En faisant signer Breel Donald EMBOLO, la Suisse réussissait par la même occasion le tour de force, en six semaines, d’arracher au Cameroun trois de ses joyaux, avec le latéral de Toulouse François MOUBANDJE et le gardien de Young Boys Yvon MVOGO.
« Le Matin », sous la plume de Florian Müller, est allé plus loin en expliquant qu’ « au delà de l’effet d’annonce, et du fait que notre nation soit préférée à une des grandes équipes d’Afrique, le choix de Breel Embolo est une aubaine pour Vladimir Petkovic. Ils ne sont en effet pas nombreux qui peuvent se targuer d’avoir dans leurs rangs un attaquant de pointe ayant déjà un vécu aussi considérable en Ligue des champions, à seulement 17 ans… Reste à savoir si notre nouvelle pépite nationale sera déjà convoquée le 27 mars 2015 lors du prochain match officiel de la Suisse face à l’Estonie. Mais Vladimir Petkovic aurait tort de se priver plus longtemps de ce nouvel atout de poids dans son jeu ».

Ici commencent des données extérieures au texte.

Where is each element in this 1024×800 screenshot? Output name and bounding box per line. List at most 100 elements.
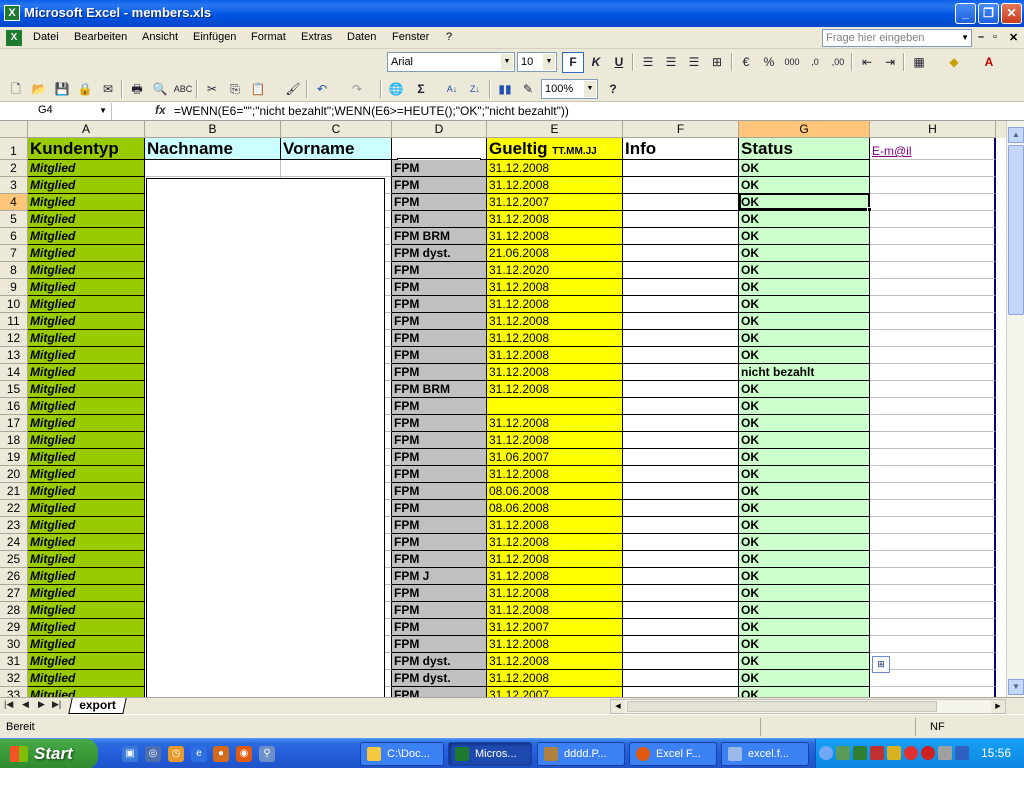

Soit ! Seulement, dans l’euphorie ambiante, ni la famille du jeune prodige, ni les dirigeants du FC Bâle, ni les conseillers du joueur, ni les braves juristes de l’ASF n’ont pris la peine de lire attentivement les règlements d’application des statuts de la FIFA. En effet, depuis 2009, les joueurs qui ont évolué dans les sélections jeunes d’un pays peuvent changer de maillot national, afin d’être éligibles à la sélection A, à des conditions très précises.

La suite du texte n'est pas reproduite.